Lucas, por exemplo, se queixa que sempre se relaciona com mulheres que o traem e diz que já se acostumou com isso pois se considera “azarento” no amor. As contingências responsáveis pelas traições das mulheres de Lucas, devem ser analisadas como qualquer outro comportamento levando em consideração o ambiente de namoro que eles mantém. A “culpa” não pode ser atribuída ao destino como se sua vida tivesse direções que fogem de seu controle, pelo contrário, a inabilidade de Lucas para manter uma relação, considerando sua falta de carinho, pessimismo, desejar que paguem suas contas, ser desatento, esquecer compromissos, ver a namorada como uma mãe e preferir ficar na televisão o dia todo desmotivado para trabalhar são comportamentos que não contribuem para uma relação duradoura e fiel com a namorada. Os comportamentos que emitimos passam a ser “disfuncionais” quando não trazem benefícios a longo prazo para o sujeito. Nesse sentido, as pessoas passam a ser responsáveis pelas consequências dos comportamentos que emitem. Eis uma ferramenta exclusiva do analista do comportamento: modificar a forma como agimos no mundo para termos consequências fortalecedoras baseadas no comportamento que emitimos. O ambiente a nossa volta acaba sendo um reflexo de nossas ações no mundo. Não adianta querer ser tratada com respeito, por exemplo, se não nos comportamos de modo a obtê-lo. A “culpa” do mal comportamento de nosso filho, quando este é frustrado na escola, não deve ser da professora que o frustrou, por desobediência. Mas da educação inadequada que os pais o deram. Reconhecer nossos erros é algo aversivo e incompatível com a visão que inventamos sobre nós mesmos. Como dizia Skinner, importante psicólogo do século XX “Os homens agem sobre o mundo, modificando-no e são, por sua vez modificados pelas consequências de sua ação”.

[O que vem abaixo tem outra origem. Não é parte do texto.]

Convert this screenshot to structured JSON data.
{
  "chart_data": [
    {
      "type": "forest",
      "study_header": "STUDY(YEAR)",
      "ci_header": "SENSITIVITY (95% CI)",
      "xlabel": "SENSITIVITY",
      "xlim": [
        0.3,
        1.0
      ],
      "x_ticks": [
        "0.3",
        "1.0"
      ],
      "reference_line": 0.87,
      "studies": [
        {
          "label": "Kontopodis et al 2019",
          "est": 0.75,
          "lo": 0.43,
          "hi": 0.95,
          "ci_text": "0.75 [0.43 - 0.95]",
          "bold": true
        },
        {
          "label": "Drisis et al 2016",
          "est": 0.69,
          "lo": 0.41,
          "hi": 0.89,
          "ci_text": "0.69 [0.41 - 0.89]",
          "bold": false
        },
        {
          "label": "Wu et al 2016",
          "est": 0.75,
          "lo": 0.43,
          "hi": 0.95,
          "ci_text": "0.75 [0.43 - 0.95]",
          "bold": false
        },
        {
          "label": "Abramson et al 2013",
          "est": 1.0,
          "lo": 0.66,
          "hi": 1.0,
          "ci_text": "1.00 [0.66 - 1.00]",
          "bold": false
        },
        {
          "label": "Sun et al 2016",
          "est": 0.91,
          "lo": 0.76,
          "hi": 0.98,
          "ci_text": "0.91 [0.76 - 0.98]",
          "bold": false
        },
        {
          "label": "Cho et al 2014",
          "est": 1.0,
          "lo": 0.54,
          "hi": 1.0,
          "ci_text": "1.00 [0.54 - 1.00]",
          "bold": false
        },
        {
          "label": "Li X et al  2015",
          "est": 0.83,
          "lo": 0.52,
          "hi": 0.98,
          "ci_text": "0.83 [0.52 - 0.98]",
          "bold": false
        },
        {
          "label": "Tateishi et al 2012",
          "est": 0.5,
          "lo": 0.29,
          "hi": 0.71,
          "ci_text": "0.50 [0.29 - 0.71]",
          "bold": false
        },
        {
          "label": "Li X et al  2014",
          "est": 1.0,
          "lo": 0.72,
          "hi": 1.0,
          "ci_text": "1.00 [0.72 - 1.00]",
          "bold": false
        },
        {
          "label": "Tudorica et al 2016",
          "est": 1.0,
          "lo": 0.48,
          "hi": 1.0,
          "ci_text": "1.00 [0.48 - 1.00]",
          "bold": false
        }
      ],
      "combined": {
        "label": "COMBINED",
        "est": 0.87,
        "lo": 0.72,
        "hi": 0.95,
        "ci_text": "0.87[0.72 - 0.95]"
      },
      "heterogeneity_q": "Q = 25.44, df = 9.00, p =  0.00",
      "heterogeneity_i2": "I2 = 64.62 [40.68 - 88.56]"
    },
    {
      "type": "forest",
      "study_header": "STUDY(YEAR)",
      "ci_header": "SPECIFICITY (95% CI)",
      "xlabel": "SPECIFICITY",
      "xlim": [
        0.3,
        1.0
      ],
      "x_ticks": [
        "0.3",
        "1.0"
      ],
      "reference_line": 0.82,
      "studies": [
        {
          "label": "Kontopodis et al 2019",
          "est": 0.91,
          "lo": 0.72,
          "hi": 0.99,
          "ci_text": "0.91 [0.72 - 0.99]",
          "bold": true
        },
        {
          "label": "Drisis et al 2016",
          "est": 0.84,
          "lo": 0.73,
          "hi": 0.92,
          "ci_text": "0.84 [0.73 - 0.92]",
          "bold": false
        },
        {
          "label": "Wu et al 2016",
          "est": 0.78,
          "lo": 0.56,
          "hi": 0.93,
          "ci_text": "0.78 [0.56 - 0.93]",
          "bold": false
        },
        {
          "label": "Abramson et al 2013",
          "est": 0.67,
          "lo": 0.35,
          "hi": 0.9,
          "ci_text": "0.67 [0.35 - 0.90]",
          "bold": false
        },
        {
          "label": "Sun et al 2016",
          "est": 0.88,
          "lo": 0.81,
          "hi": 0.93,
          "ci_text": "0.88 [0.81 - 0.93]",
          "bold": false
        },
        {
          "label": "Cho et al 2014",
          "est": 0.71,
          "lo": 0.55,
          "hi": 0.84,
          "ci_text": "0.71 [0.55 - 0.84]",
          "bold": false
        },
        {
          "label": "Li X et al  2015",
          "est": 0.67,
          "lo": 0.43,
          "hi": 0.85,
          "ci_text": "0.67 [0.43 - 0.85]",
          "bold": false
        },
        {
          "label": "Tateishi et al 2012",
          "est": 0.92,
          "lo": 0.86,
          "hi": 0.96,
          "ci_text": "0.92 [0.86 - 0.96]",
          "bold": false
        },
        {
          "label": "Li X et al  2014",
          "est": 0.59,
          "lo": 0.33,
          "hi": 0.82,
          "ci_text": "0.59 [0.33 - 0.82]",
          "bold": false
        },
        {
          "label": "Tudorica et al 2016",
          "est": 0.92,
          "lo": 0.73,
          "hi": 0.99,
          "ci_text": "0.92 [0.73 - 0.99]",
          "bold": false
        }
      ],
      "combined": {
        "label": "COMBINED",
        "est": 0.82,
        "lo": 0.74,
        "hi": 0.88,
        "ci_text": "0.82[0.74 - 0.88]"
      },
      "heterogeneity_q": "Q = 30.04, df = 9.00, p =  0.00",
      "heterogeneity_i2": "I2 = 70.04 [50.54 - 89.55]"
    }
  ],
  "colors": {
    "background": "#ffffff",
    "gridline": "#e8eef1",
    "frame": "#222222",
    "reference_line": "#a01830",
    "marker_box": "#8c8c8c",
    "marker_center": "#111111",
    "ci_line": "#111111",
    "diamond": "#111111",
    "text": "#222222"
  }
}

É necessário refletirmos onde nós erramos quando nosso namorado sinaliza falta de atenção para conosco. É necessário refletirmos onde precisamos melhorar quando somos tratados como imaturos pelas pessoas a nossa volta. É necessário assumirmos que nós temos nossas parcelas de culpa pelas condições as quais a vida nos expõe. Nosso insucesso profissional, deve ser explicado por nossa inabilidade para buscar estarmos inseridos no mercado; como da mesma forma atribuímos sempre a culpa de nossos problemas aos outros que não nos ajudaram, devemos reconhecer que fomos nós os responsáveis por não manejar de forma adequada as contingências em prol de nosso benefício. Em análise do comportamento, chamamos de discriminação o ato de atentarmos  para determinado estímulo, quando este estímulo é nosso repertório comportamental, dizemos que estamos discriminando nossos próprios comportamentos e isso inclui a forma como estamos nos comportando e as consequências proveniente deles. Não é fácil, mas se faz necessário. No mais, não fique apenas na reflexão, aja sobre o mundo, modificando-o e por sua vez sendo modificado por ele.

Diego Marcos Vieira da Silva

Graduando em Psicologia pela Universidade Federal de Alagoas

2 comentários sobre “A culpa é dos outros?

  1. Me fez pensar naquele princípio dá ação que gera uma reação, ampliando isso para todos os âmbitos e espaços que podemos frequentar ou até os relacionamentos que estabelecemos com as outras pessoas, independente da natureza. Pensar sobre nossas ações para entender as respostas que estamos recebendo do outro não é uma tarefa muito fácil, mas, é possível, e pode ser a garantia de situações futuras mais compatíveis com as nossas espectativas.